Kate O'Neal couldn't tear her gaze away from the Merry Mersey, not after Twiggs, the guard in charge of her and the other convicts, pointed it out to them.
She feared the ship, feared what life would hold for her on its voyage to Botany Bay, especially now that she knew why the convicts at Newgate Prison had looked ever so sorry for her. Two of them had said, rather kindly, that they hoped she'd have an easy time on the voyage, serve her seven year sentence and live a happy life.
Now, Kate clung to those gentle words. She would not be food for the fishes. She would survive the voyage, no matter how horrible, serve her sentence with grit and live to be a hundred. Yet her courage began to fail when Twiggs packed her and the other convicts into a rowboat. She flinched when the sailors pulled on their oars and the boat surged forward.

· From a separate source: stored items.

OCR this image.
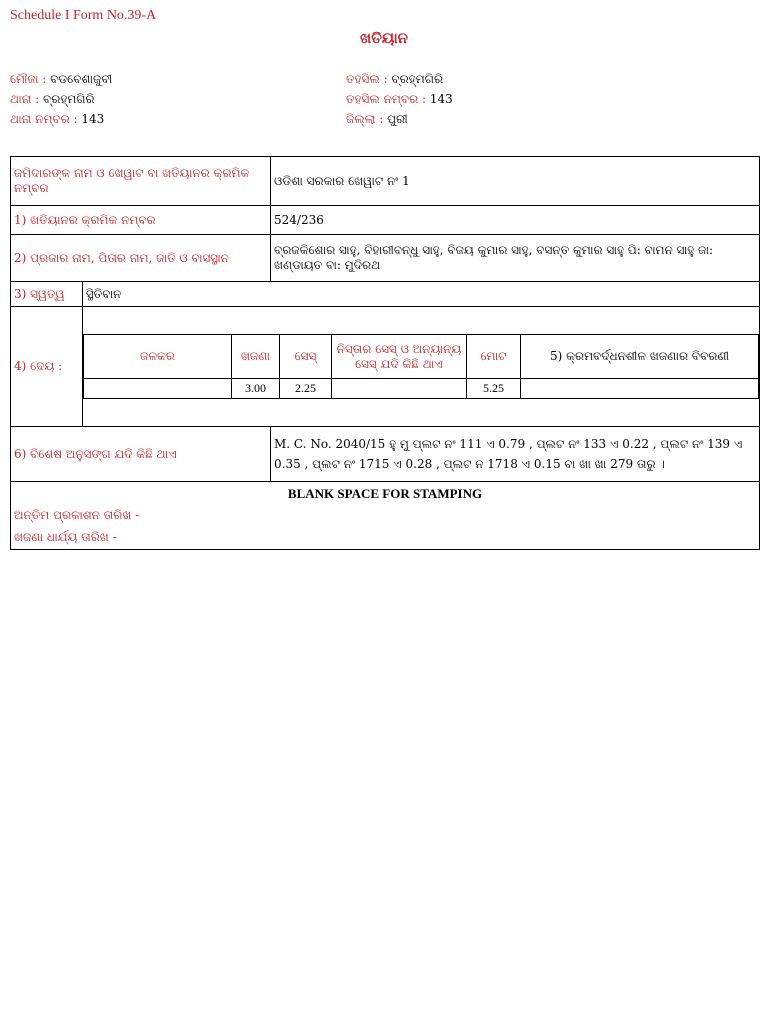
Schedule I Form No.39-A
ଖତିୟାନ
ମୌଜା : ବଡବେଶାଜୁବୀ
ଥାନା : ବ୍ରହ୍ମଗିରି
ଥାନା ନମ୍ବର : 143
ତହସିଲ : ବ୍ରହ୍ମଗିରି
ତହସିଲ ନମ୍ବର : 143
ଜିଲ୍ଲା : ପୁରୀ
ଜମିଦାରଙ୍କ ନାମ ଓ ଖେୱାଟ ବା ଖତିୟାନର କ୍ରମିକ ନମ୍ବର	ଓଡିଶା ସରକାର ଖେୱାଟ ନଂ 1
1) ଖତିୟାନର କ୍ରମିକ ନମ୍ବର	524/236
2) ପ୍ରଜାର ନାମ, ପିତାର ନାମ, ଜାତି ଓ ବାସସ୍ଥାନ	ବ୍ରଜକିଶୋର ସାହୁ, ବିହାରୀବନ୍ଧୁ ସାହୁ, ବିଜୟ କୁମାର ସାହୁ, ବସନ୍ତ କୁମାର ସାହୁ ପି: ବାମନ ସାହୁ ଜା: ଖଣ୍ଡାୟତ ବା: ମୁଦିରଥ
3) ସ୍ୱତ୍ୱ	ସ୍ଥିତିବାନ
4) ଦେୟ :	
ଜଳକର	ଖଜଣା	ସେସ୍	ନିସ୍ତାର ସେସ୍ ଓ ଅନ୍ୟାନ୍ୟ ସେସ୍ ଯଦି କିଛି ଥାଏ	ମୋଟ	5) କ୍ରମବର୍ଦ୍ଧନଶୀଳ ଖଜଣାର ବିବରଣୀ
	3.00	2.25		5.25	

6) ବିଶେଷ ଅନୁସଙ୍ଗ ଯଦି କିଛି ଥାଏ	M. C. No. 2040/15 ହୁ ମୁ ପ୍ଲଟ ନଂ 111 ଏ 0.79 , ପ୍ଲଟ ନଂ 133 ଏ 0.22 , ପ୍ଲଟ ନଂ 139 ଏ 0.35 , ପ୍ଲଟ ନଂ 1715 ଏ 0.28 , ପ୍ଲଟ ନ 1718 ଏ 0.15 ବା ଖା ଖା 279 ତାରୁ ।

BLANK SPACE FOR STAMPING
ଅନ୍ତିମ ପ୍ରକାଶନ ତାରିଖ -
ଖଜଣା ଧାର୍ଯ୍ୟ ତାରିଖ -
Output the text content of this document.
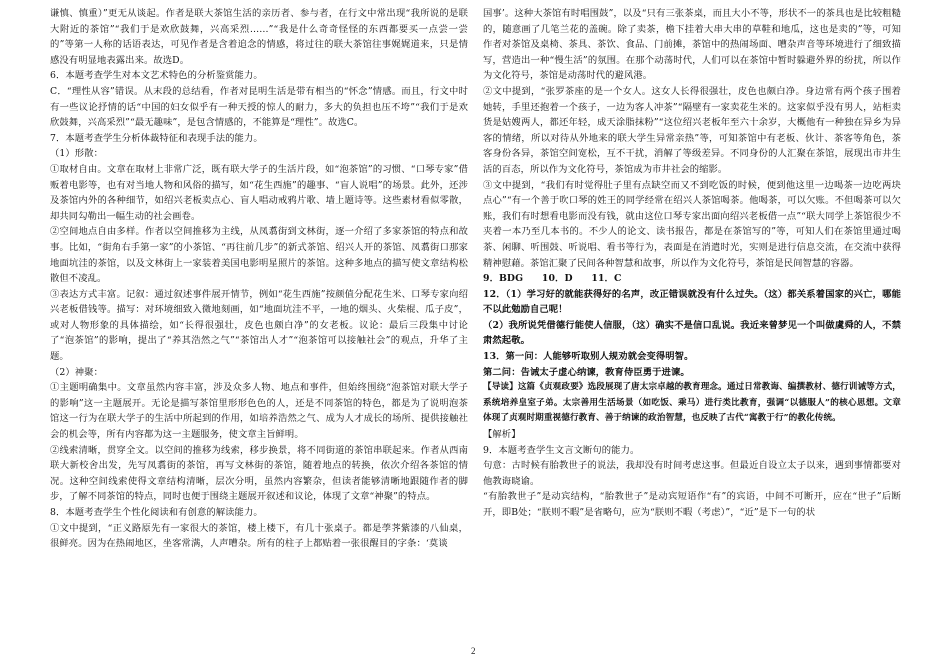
谦慎、慎重）”更无从谈起。作者是联大茶馆生活的亲历者、参与者，在行文中常出现“我所说的是联大附近的茶馆”“我们于是欢欣鼓舞，兴高采烈……”“我是什么奇奇怪怪的东西都要买一点尝一尝的”等第一人称的话语表达，可见作者是含着追念的情感，将过往的联大茶馆往事娓娓道来，只是情感没有明显地表露出来。故选D。

6．本题考查学生对本文艺术特色的分析鉴赏能力。

C．“理性从容”错误。从末段的总结看，作者对昆明生活是带有相当的“怀念”情感。而且，行文中时有一些议论抒情的话“中国的妇女似乎有一种天授的惊人的耐力，多大的负担也压不垮”“我们于是欢欣鼓舞，兴高采烈”“最无趣味”，是包含情感的，不能算是“理性”。故选C。

7．本题考查学生分析体裁特征和表现手法的能力。

（1）形散：

①取材自由。文章在取材上非常广泛，既有联大学子的生活片段，如“泡茶馆”的习惯、“口琴专家”借贩着电影等，也有对当地人物和风俗的描写，如“花生西施”的趣事、“盲人说唱”的场景。此外，还涉及茶馆内外的各种细节，如绍兴老板卖点心、盲人唱动戒鸦片歌、墙上题诗等。这些素材看似零散，却共同勾勒出一幅生动的社会画卷。

②空间地点自由多样。作者以空间推移为主线，从凤翥街到文林街，逐一介绍了多家茶馆的特点和故事。比如，“街角右手第一家”的小茶馆、“再往前几步”的新式茶馆、绍兴人开的茶馆、凤翥街口那家地面坑洼的茶馆，以及文林街上一家装着美国电影明星照片的茶馆。这种多地点的描写使文章结构松散但不凌乱。

③表达方式丰富。记叙：通过叙述事件展开情节，例如“花生西施”按颜值分配花生米、口琴专家向绍兴老板借钱等。描写：对环境细致入微地刻画，如“地面坑洼不平，一地的烟头、火柴棍、瓜子皮”，或对人物形象的具体描绘，如“长得很强壮，皮色也颇白净”的女老板。议论：最后三段集中讨论了“泡茶馆”的影响，提出了“养其浩然之气”“茶馆出人才”“泡茶馆可以接触社会”的观点，升华了主题。

（2）神聚：

①主题明确集中。文章虽然内容丰富，涉及众多人物、地点和事件，但始终围绕“泡茶馆对联大学子的影响”这一主题展开。无论是描写茶馆里形形色色的人，还是不同茶馆的特色，都是为了说明泡茶馆这一行为在联大学子的生活中所起到的作用，如培养浩然之气、成为人才成长的场所、提供接触社会的机会等，所有内容都为这一主题服务，使文章主旨鲜明。

②线索清晰，贯穿全文。以空间的推移为线索，移步换景，将不同街道的茶馆串联起来。作者从西南联大新校舍出发，先写凤翥街的茶馆，再写文林街的茶馆，随着地点的转换，依次介绍各茶馆的情况。这种空间线索使得文章结构清晰，层次分明，虽然内容繁杂，但读者能够清晰地跟随作者的脚步，了解不同茶馆的特点，同时也便于围绕主题展开叙述和议论，体现了文章“神聚”的特点。

8．本题考查学生个性化阅读和有创意的解读能力。

①文中提到，“正义路原先有一家很大的茶馆，楼上楼下，有几十张桌子。都是荸荠紫漆的八仙桌，很鲜亮。因为在热闹地区，坐客常满，人声嘈杂。所有的柱子上都贴着一张很醒目的字条：‘莫谈

国事’。这种大茶馆有时唱围鼓”，以及“只有三张茶桌，而且大小不等，形状不一的茶具也是比较粗糙的，随意画了几笔兰花的盖碗。除了卖茶，檐下挂着大串大串的草鞋和地瓜，这也是卖的”等，可知作者对茶馆及桌椅、茶具、茶饮、食品、门前摊，茶馆中的热闹场面、嘈杂声音等环境进行了细致描写，营造出一种“慢生活”的氛围。在那个动荡时代，人们可以在茶馆中暂时躲避外界的纷扰，所以作为文化符号，茶馆是动荡时代的避风港。

②文中提到，“张罗茶座的是一个女人。这女人长得很强壮，皮色也颇白净。身边常有两个孩子围着她转，手里还抱着一个孩子，一边为客人冲茶”“隔壁有一家卖花生米的。这家似乎没有男人，站柜卖货是姑嫂两人，都还年轻，成天涂脂抹粉”“这位绍兴老板年至六十余岁，大概他有一种独在异乡为异客的情绪，所以对待从外地来的联大学生异常亲热”等，可知茶馆中有老板、伙计、茶客等角色，茶客身份各异，茶馆空间宽松，互不干扰，消解了等级差异。不同身份的人汇聚在茶馆，展现出市井生活的百态，所以作为文化符号，茶馆成为市井社会的缩影。

③文中提到，“我们有时觉得肚子里有点缺空而又不到吃饭的时候，便到他这里一边喝茶一边吃两块点心”“有一个善于吹口琴的姓王的同学经常在绍兴人茶馆喝茶。他喝茶，可以欠账。不但喝茶可以欠账，我们有时想看电影而没有钱，就由这位口琴专家出面向绍兴老板借一点”“联大同学上茶馆很少不夹着一本乃至几本书的。不少人的论文、读书报告，都是在茶馆写的”等，可知人们在茶馆里通过喝茶、闲聊、听围鼓、听说唱、看书等行为，表面是在消遣时光，实则是进行信息交流，在交流中获得精神慰藉。茶馆汇聚了民间各种智慧和故事，所以作为文化符号，茶馆是民间智慧的容器。

9．BDG　　10．D　　11．C

12．（1）学习好的就能获得好的名声，改正错误就没有什么过失。（这）都关系着国家的兴亡，哪能不以此勉励自己呢！

（2）我所说凭借德行能使人信服，（这）确实不是信口乱说。我近来曾梦见一个叫做虞舜的人，不禁肃然起敬。

13．第一问：人能够听取别人规劝就会变得明智。

第二问：告诫太子虚心纳谏，教育侍臣勇于进谏。

【导读】这篇《贞观政要》选段展现了唐太宗卓越的教育理念。通过日常教诲、编撰教材、德行训诫等方式，系统培养皇室子弟。太宗善用生活场景（如吃饭、乘马）进行类比教育，强调“以德服人”的核心思想。文章体现了贞观时期重视德行教育、善于纳谏的政治智慧，也反映了古代“寓教于行”的教化传统。

【解析】

9．本题考查学生文言文断句的能力。

句意：古时候有胎教世子的说法，我却没有时间考虑这事。但最近自设立太子以来，遇到事情都要对他教诲晓谕。

“有胎教世子”是动宾结构，“胎教世子”是动宾短语作“有”的宾语，中间不可断开，应在“世子”后断开，即B处；“朕则不暇”是省略句，应为“朕则不暇（考虑）”，“近”是下一句的状

2
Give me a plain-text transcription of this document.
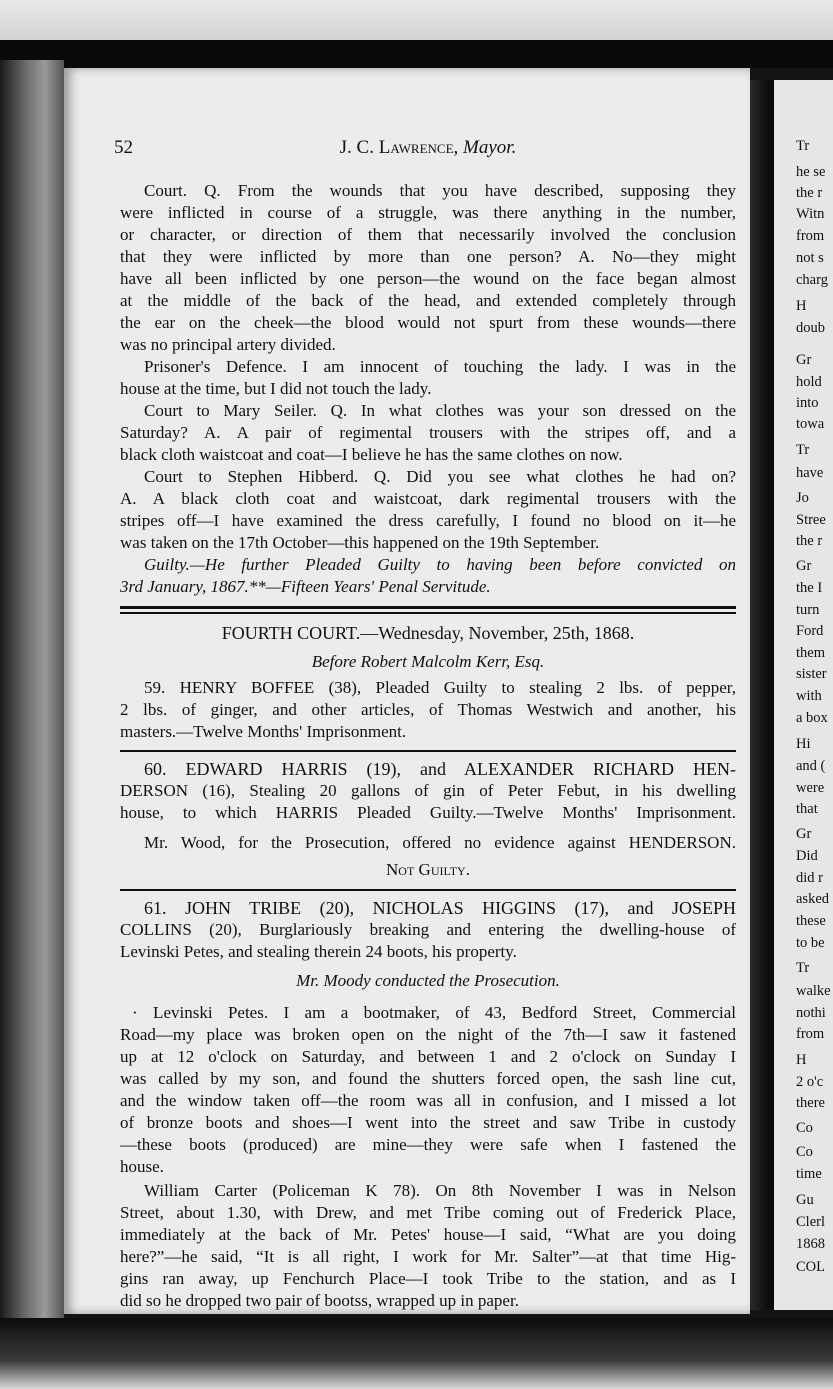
Tr
he se
the r
Witn
from
not s
charg
H
doub
Gr
hold
into
towa
Tr
have
Jo
Stree
the r
Gr
the I
turn
Ford
them
sister
with
a box
Hi
and (
were
that
Gr
Did
did r
asked
these
to be
Tr
walke
nothi
from
H
2 o'c
there
Co
Co
time
Gu
Clerl
1868
COL
52	J. C. Lawrence, Mayor.
Court. Q. From the wounds that you have described, supposing they
were inflicted in course of a struggle, was there anything in the number,
or character, or direction of them that necessarily involved the conclusion
that they were inflicted by more than one person? A. No—they might
have all been inflicted by one person—the wound on the face began almost
at the middle of the back of the head, and extended completely through
the ear on the cheek—the blood would not spurt from these wounds—there
was no principal artery divided.
Prisoner's Defence. I am innocent of touching the lady. I was in the
house at the time, but I did not touch the lady.
Court to Mary Seiler. Q. In what clothes was your son dressed on the
Saturday? A. A pair of regimental trousers with the stripes off, and a
black cloth waistcoat and coat—I believe he has the same clothes on now.
Court to Stephen Hibberd. Q. Did you see what clothes he had on?
A. A black cloth coat and waistcoat, dark regimental trousers with the
stripes off—I have examined the dress carefully, I found no blood on it—he
was taken on the 17th October—this happened on the 19th September.
Guilty.—He further Pleaded Guilty to having been before convicted on
3rd January, 1867.**—Fifteen Years' Penal Servitude.
FOURTH COURT.—Wednesday, November, 25th, 1868.
Before Robert Malcolm Kerr, Esq.
59. HENRY BOFFEE (38), Pleaded Guilty to stealing 2 lbs. of pepper,
2 lbs. of ginger, and other articles, of Thomas Westwich and another, his
masters.—Twelve Months' Imprisonment.
60. EDWARD HARRIS (19), and ALEXANDER RICHARD HEN-
DERSON (16), Stealing 20 gallons of gin of Peter Febut, in his dwelling
house, to which HARRIS Pleaded Guilty.—Twelve Months' Imprisonment.
Mr. Wood, for the Prosecution, offered no evidence against HENDERSON.
Not Guilty.
61. JOHN TRIBE (20), NICHOLAS HIGGINS (17), and JOSEPH
COLLINS (20), Burglariously breaking and entering the dwelling-house of
Levinski Petes, and stealing therein 24 boots, his property.
Mr. Moody conducted the Prosecution.
· Levinski Petes. I am a bootmaker, of 43, Bedford Street, Commercial
Road—my place was broken open on the night of the 7th—I saw it fastened
up at 12 o'clock on Saturday, and between 1 and 2 o'clock on Sunday I
was called by my son, and found the shutters forced open, the sash line cut,
and the window taken off—the room was all in confusion, and I missed a lot
of bronze boots and shoes—I went into the street and saw Tribe in custody
—these boots (produced) are mine—they were safe when I fastened the
house.
William Carter (Policeman K 78). On 8th November I was in Nelson
Street, about 1.30, with Drew, and met Tribe coming out of Frederick Place,
immediately at the back of Mr. Petes' house—I said, “What are you doing
here?”—he said, “It is all right, I work for Mr. Salter”—at that time Hig-
gins ran away, up Fenchurch Place—I took Tribe to the station, and as I
did so he dropped two pair of bootss, wrapped up in paper.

Her journey to the other end of the world had begun.
I've been told, "The opening scene should grab the reader. Forget this, and you risk losing your reader before he's even read two pages into your story."
A UK agent liked my manuscript, but she advised me to dump the five opening chapters, saying they had been done to death already by other authors. I did as she suggested. I thought, since she liked my manuscript already, I had better not fix too many things and accidentally messed up what she liked.
I was wrong. What I had as the opening scene as shown here did not grab her. She said the opening was not "strong enough", and she declined to represent my work.Upon analysis, I think there is too much TELL. "Tell" is where I summarised the backstory.